E che, soprattutto, la cosa dipende da noi.  

“Tre manifesti a Ebbing, Missouri” di Martin McDonagh

(USA, 2017)

Al di là dei numerosissimi premi che ha già vinto (e con l’approssimarsi della consegna degli Oscar 2018, molto probabilmente ancora vincerà) “Tre manifesti a Ebbing, Mossouri” è davvero un gran bel film.

Scritto e diretto da Martin McDonagh, la pellicola – il cui titolo in italiano rispecchia, per una volta correttamente, il titolo originale “Three Billboards Outside Ebbing, Missouri” – ci consegna una prova d’attrice formidabile della già premio Oscar Frances McDormand.

Mildred (la McDormand) decide di affittare per un anno tre grandi cartelli pubblicitari nelle vicinanze della sua casa, nei pressi della piccola cittadina di Ebbing. Sui grandi cartelli fa scrivere tre domande dirette allo sceriffo Willoughby (Woody Harrelson) in relazione allo stato delle indagini sull’assassinio di sua figlia adolescente avvenuto sette mesi prima.

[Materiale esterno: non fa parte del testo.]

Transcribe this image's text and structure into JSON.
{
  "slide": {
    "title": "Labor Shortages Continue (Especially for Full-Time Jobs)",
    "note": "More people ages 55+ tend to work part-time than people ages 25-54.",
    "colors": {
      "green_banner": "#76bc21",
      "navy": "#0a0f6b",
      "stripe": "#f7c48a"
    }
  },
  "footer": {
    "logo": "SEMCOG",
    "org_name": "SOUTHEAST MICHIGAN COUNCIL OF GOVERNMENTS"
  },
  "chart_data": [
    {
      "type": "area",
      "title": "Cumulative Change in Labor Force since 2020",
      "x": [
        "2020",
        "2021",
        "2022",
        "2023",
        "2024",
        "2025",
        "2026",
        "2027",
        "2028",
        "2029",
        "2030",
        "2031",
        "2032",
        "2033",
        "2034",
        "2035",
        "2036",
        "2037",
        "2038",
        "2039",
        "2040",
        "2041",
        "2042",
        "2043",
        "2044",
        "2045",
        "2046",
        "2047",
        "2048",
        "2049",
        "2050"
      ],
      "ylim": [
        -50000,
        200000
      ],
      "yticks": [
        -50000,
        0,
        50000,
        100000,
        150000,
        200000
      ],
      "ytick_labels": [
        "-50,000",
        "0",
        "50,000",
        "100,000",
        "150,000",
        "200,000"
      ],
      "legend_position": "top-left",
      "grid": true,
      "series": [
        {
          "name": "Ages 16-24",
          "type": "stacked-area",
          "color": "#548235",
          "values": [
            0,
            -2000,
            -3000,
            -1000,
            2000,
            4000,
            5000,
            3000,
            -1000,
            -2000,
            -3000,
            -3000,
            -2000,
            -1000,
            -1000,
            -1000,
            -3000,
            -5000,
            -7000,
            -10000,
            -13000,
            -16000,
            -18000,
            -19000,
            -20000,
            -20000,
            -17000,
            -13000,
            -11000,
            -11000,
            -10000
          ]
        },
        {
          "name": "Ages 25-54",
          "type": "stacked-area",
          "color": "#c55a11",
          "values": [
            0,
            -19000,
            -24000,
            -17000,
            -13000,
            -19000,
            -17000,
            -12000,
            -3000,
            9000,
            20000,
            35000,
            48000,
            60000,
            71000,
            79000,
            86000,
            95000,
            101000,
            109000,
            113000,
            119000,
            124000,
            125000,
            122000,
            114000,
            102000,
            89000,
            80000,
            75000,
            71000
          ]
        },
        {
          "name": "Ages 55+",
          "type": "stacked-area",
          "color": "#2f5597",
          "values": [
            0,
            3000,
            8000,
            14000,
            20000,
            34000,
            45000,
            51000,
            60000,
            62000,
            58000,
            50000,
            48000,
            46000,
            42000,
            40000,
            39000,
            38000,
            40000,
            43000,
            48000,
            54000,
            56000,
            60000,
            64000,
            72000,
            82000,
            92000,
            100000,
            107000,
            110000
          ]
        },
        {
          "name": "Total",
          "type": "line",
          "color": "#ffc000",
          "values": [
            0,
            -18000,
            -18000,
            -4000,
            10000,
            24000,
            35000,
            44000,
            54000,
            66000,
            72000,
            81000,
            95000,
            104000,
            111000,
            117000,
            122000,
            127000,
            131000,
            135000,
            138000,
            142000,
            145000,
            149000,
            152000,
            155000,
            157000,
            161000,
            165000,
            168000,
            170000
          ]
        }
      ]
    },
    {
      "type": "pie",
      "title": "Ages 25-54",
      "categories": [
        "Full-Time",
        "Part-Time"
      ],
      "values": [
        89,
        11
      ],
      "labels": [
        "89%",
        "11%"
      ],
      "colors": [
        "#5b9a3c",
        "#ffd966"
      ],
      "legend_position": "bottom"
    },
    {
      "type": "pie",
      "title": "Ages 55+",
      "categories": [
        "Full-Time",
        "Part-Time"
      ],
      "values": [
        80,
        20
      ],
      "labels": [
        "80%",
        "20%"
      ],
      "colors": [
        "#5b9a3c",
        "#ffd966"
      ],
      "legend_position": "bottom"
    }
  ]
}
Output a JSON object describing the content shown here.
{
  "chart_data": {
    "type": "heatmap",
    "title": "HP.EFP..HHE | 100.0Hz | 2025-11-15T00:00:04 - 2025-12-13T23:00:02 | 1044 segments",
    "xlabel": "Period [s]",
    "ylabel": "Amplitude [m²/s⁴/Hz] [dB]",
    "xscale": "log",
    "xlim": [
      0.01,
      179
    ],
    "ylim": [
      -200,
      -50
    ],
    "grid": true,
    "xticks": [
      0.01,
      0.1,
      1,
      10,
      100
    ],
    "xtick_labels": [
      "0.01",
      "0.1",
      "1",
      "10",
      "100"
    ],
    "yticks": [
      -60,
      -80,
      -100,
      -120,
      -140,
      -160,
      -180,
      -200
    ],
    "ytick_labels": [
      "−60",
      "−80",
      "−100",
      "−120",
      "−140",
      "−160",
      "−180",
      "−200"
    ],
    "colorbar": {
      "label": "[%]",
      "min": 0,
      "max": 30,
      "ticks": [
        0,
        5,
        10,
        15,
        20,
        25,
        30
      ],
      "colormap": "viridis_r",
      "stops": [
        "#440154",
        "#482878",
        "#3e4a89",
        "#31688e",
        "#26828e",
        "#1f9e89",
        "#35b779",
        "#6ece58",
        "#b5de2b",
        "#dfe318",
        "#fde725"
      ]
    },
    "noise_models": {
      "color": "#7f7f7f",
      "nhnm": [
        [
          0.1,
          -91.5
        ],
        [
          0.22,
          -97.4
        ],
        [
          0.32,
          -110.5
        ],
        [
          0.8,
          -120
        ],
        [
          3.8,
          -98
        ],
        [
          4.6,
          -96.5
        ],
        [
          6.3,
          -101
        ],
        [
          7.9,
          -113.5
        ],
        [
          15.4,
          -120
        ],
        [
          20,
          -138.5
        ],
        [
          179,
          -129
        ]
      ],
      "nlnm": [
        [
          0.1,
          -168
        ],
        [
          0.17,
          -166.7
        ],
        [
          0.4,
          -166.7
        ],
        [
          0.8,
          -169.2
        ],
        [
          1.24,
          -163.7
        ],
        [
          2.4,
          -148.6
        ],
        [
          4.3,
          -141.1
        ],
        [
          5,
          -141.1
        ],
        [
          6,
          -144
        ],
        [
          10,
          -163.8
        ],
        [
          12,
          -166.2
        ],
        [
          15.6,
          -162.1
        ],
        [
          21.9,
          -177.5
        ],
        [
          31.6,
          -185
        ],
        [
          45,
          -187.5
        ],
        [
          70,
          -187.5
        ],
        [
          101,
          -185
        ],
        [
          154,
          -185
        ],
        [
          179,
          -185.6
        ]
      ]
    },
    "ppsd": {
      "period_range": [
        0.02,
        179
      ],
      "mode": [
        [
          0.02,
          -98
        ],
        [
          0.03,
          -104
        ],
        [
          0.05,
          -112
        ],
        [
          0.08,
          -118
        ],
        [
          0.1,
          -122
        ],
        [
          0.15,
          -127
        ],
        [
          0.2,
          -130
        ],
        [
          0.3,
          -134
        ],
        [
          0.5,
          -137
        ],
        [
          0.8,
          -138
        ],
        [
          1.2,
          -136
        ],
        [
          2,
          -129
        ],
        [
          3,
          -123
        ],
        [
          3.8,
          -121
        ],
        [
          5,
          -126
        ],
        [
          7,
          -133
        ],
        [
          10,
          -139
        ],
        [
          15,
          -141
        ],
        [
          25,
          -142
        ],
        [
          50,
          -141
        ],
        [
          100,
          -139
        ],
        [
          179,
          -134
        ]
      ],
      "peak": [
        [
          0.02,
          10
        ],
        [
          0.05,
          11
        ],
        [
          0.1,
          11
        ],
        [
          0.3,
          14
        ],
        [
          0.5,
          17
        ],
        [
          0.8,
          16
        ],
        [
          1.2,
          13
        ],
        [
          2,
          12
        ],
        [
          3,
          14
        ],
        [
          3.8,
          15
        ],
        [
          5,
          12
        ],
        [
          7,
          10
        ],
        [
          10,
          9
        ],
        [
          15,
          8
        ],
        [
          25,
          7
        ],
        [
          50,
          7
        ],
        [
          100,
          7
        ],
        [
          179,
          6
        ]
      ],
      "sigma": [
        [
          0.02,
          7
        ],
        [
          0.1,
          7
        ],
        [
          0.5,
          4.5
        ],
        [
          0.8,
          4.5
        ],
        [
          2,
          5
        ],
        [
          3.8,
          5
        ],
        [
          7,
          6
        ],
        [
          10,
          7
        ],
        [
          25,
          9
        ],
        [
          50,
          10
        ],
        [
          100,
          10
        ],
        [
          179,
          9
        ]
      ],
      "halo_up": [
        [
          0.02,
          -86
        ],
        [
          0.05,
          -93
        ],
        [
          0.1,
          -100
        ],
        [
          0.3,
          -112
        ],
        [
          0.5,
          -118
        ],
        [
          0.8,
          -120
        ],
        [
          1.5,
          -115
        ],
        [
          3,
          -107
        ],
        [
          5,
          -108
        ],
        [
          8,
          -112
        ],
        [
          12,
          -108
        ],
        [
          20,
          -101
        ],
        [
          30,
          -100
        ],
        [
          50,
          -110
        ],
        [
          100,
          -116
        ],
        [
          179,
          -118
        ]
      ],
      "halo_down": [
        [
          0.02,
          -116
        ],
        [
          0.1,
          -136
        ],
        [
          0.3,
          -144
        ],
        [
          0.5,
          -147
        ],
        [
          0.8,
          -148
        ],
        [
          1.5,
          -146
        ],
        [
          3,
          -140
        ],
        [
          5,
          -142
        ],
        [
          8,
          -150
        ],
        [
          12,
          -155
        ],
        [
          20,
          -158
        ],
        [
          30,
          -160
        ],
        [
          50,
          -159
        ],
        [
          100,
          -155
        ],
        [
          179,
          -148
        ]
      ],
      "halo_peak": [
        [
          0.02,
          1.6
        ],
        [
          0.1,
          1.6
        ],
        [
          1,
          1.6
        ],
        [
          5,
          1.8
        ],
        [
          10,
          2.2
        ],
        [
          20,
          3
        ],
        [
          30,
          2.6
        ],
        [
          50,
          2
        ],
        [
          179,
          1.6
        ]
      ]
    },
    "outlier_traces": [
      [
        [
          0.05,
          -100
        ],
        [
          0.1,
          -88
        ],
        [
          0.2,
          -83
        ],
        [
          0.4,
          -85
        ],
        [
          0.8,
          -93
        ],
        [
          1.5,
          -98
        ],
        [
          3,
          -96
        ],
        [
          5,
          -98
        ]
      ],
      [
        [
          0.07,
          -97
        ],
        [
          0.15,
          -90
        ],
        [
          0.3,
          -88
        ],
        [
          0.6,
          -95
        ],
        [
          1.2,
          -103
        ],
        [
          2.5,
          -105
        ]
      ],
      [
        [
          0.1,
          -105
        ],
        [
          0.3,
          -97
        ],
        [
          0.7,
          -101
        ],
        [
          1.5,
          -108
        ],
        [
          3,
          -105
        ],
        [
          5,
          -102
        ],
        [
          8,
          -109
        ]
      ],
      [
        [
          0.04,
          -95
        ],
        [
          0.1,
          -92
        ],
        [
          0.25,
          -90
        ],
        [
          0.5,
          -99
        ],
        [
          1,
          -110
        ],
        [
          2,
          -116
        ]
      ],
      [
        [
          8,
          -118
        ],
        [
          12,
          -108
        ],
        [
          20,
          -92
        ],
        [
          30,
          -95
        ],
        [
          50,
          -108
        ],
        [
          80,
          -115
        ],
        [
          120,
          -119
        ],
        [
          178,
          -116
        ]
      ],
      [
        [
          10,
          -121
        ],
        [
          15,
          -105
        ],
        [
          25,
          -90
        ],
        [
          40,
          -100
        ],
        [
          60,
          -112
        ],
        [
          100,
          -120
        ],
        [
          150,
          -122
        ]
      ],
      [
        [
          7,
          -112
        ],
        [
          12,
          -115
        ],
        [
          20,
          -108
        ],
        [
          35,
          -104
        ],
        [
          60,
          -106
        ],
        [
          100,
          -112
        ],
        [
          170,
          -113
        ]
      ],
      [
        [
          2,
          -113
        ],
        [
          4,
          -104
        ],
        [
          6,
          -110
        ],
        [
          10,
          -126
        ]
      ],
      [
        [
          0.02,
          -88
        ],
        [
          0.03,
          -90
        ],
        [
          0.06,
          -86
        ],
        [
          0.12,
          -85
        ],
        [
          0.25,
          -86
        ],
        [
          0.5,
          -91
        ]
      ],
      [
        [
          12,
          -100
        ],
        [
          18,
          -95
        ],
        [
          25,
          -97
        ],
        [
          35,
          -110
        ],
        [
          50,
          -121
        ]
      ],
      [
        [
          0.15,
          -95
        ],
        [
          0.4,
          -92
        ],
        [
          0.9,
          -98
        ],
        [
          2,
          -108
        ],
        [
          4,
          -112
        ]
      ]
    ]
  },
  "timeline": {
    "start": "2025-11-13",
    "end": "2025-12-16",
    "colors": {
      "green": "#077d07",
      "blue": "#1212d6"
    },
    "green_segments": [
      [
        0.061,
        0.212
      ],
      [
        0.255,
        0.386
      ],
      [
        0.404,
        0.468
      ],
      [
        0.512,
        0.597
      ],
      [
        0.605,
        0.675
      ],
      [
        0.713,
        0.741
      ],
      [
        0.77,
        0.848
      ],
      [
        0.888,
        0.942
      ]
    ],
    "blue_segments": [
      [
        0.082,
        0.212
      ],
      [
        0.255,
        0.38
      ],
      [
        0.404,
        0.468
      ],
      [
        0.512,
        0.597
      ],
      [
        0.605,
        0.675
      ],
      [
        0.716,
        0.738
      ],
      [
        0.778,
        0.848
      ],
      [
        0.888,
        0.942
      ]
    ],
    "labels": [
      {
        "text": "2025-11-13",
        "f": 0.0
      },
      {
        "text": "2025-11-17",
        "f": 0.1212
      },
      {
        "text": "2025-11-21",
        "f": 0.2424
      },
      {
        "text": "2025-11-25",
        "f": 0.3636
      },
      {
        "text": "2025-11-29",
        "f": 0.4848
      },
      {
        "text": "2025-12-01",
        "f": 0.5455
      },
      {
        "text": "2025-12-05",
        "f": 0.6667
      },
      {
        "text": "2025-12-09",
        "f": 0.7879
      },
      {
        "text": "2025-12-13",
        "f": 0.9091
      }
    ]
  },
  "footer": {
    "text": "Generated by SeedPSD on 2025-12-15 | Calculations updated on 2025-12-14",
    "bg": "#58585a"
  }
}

La ragazza, appena uscita di casa, fu rapita, brutalmente seviziata e stuprata mentre moriva, per poi essere data alle fiamme. Willoughby ha battuto tutte le strade, ma purtroppo non è comparso nessun indizio. Se prima tutta la cittadina era spiritualmente con Mildred, il suo gesto, che rovescia ovviamente molta pubblicità negativa sulla Polizia locale, indispettisce molti benpensanti. Ma la donna non ha la minima intenzione di fermarsi…

Strepitosa commedia noir, con un cast davvero superbo che vede oltre alla McDormand e Harrelson, anche un grande Sam Rockwell nei panni dell’ottuso e razzista agente Dickson.

Da vedere.

“Moon” di Duncan Jones

(UK, 2009)

Scritto dallo stesso Duncan Jones (figlio del Duca Bianco David Bowie) insieme a Nathan Parker, “Moon” è uno dei migliori film di fantascienza pura degli ultimi anni.

L’elio-3 è diventato la principale fonte energetica della Terra. La potente Lunar Industires lo ottiene dal sottosuolo lunare e lo stocca nella sua base Sarang, per poi inviarlo sulla Terra.

Il sistema di estrazione e stoccaggio è tutto automatizzato, necessita solo di un operaio che supervisioni i vari processi.

E Sam Bell (un bravissimo e alienato Sam Rockwell) è finalmente giunto alla fine del suo solitario triennio sul satellite terrestre. Mancano poche settimane prima del suo rientro a casa, sulla Terra, dove lo aspettano la piccola figlia e la moglie, ma Sam inizia ad avere strane e inquietanti allucinazioni…

Tranquilli, non ci sono mostri o alieni, ma l’allucinante film di Jones ci pone una altrettanto terrificante domanda: a che punto siamo disposti a spingerci per sfruttare le nostre risorse?

Bello e inquietante, proprio come dovrebbero essere i film di fantascienza.

Per la chicca: nella versione originale GERTY, l’intelligenza artificiale che gestisce Sarang, ha la voce morbida e inquietante di Kevin Spacey.